Jährlich nimmt in der Europäischen Union die Zahl derer zu, die in einem anderen Mitgliedstaat leben – und sterben. So sind jedes Jahr über eine halbe Million Familien (Stand 2017) von grenzüberschreitenden Erbfällen betroffen. Ein Erbfall ist dann international oder grenzüberschreitend, wenn er einen Bezug zu mehreren Ländern hat, z. B. weil der Verstorbene in einem anderen als seinem Herkunftsland lebte, die Erben in einem anderen Land als der Erblasser leben oder wenn der Erblasser Vermögenswerte in mehreren Ländern besaß.

Beispiel:

Herr Mann aus Deutschland lebte zum Todeszeitpunkt mit seiner deutschen Ehefrau in Spanien. Er ist in Spanien Eigentümer einer Finca und hat eine Eigentumswohnung in München. Die beiden Töchter des Paares leben in Italien.
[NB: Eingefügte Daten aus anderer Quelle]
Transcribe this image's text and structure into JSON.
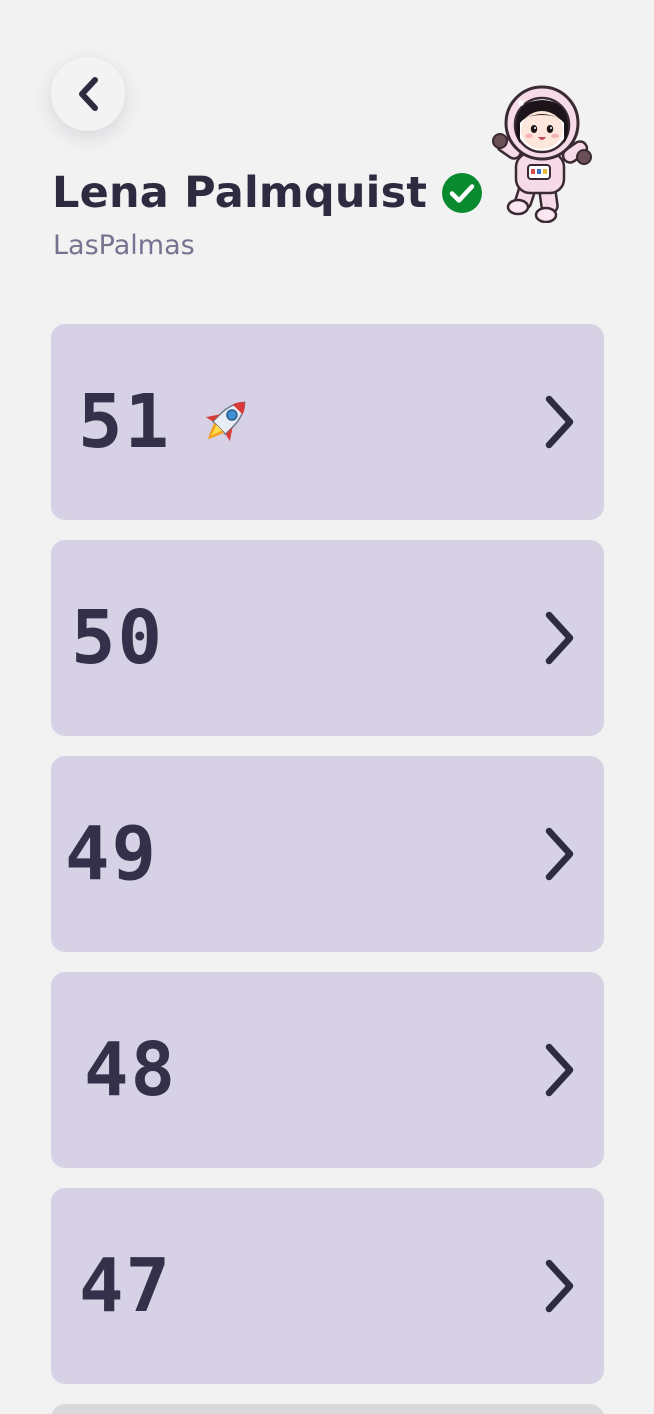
{
  "header": {
    "back_icon": "chevron-left-icon",
    "name": "Lena Palmquist",
    "verified_icon": "verified-check-icon",
    "verified_color": "#0a8a2e",
    "handle": "LasPalmas",
    "avatar_icon": "astronaut-avatar-icon"
  },
  "items": [
    {
      "number": "51",
      "badge_icon": "rocket-icon",
      "chevron_icon": "chevron-right-icon"
    },
    {
      "number": "50",
      "chevron_icon": "chevron-right-icon"
    },
    {
      "number": "49",
      "chevron_icon": "chevron-right-icon"
    },
    {
      "number": "48",
      "chevron_icon": "chevron-right-icon"
    },
    {
      "number": "47",
      "chevron_icon": "chevron-right-icon"
    }
  ],
  "colors": {
    "background": "#f2f2f3",
    "card": "#d6d1e4",
    "text": "#2e2b40",
    "subtext": "#77728f"
  }
}
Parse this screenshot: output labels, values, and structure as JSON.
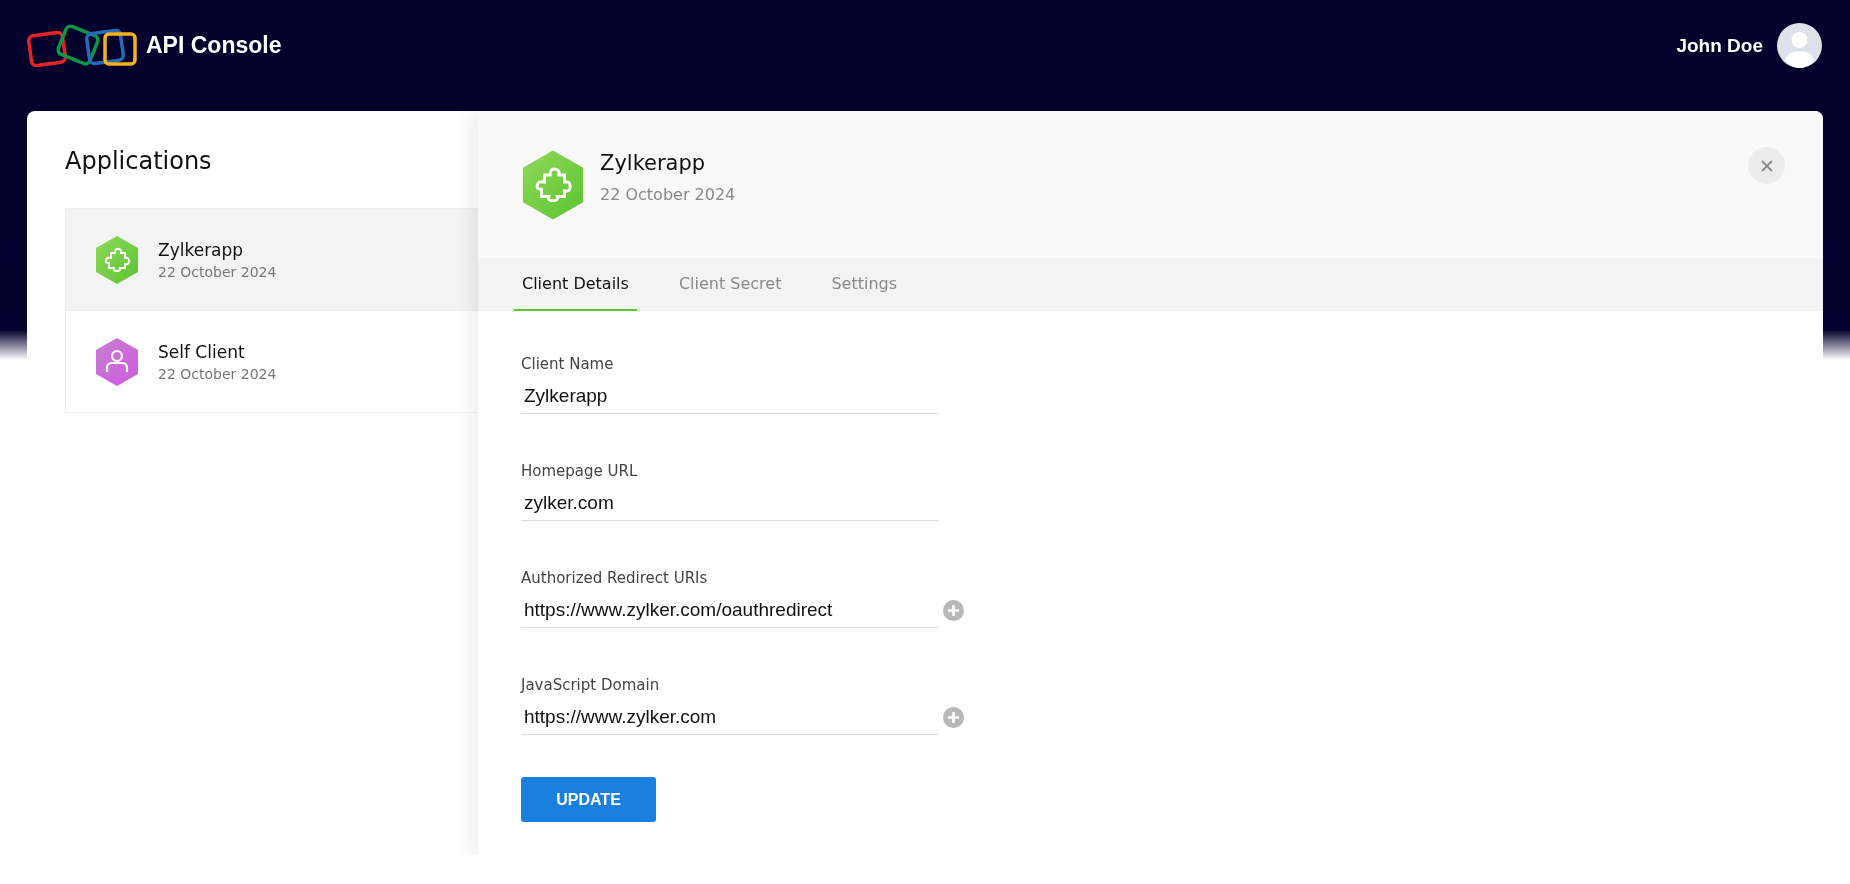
{
  "header": {
    "title": "API Console",
    "user_name": "John Doe"
  },
  "sidebar": {
    "title": "Applications",
    "items": [
      {
        "kind": "server",
        "name": "Zylkerapp",
        "date": "22 October 2024",
        "selected": true
      },
      {
        "kind": "self",
        "name": "Self Client",
        "date": "22 October 2024",
        "selected": false
      }
    ]
  },
  "detail": {
    "kind": "server",
    "name": "Zylkerapp",
    "date": "22 October 2024",
    "tabs": [
      {
        "label": "Client Details",
        "selected": true
      },
      {
        "label": "Client Secret",
        "selected": false
      },
      {
        "label": "Settings",
        "selected": false
      }
    ],
    "fields": [
      {
        "label": "Client Name",
        "value": "Zylkerapp",
        "addable": false
      },
      {
        "label": "Homepage URL",
        "value": "zylker.com",
        "addable": false
      },
      {
        "label": "Authorized Redirect URIs",
        "value": "https://www.zylker.com/oauthredirect",
        "addable": true
      },
      {
        "label": "JavaScript Domain",
        "value": "https://www.zylker.com",
        "addable": true
      }
    ],
    "button": "UPDATE"
  }
}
Aus der Sicht der Nachlassplanung erfordert diese Konstellation, die offensichtlich verschiedene nationale Rechtsordnungen berührt, eine sorgfältige Vorbereitung: Es gibt nämlich kein einheitliches internationales Erbrecht! Dies hat beispielsweise Auswirkungen auf das Pflichtteilsrecht, die gesetzliche oder die gewillkürte Erbfolge oder die Form von Testamenten. Natürlich sind auch die nationalen Steuervorschriften eines jeden Landes zu berücksichtigen: Auch bei Erbschaftssteuern gibt es keine einheitlichen Regelungen, was zu einer Mehrfachbesteuerung führen kann.

Tod in Venedig!? Was ist eigentlich, wenn wir nicht am heimischen Herd, sondern fern der Heimat ‚abberufen‘ werden?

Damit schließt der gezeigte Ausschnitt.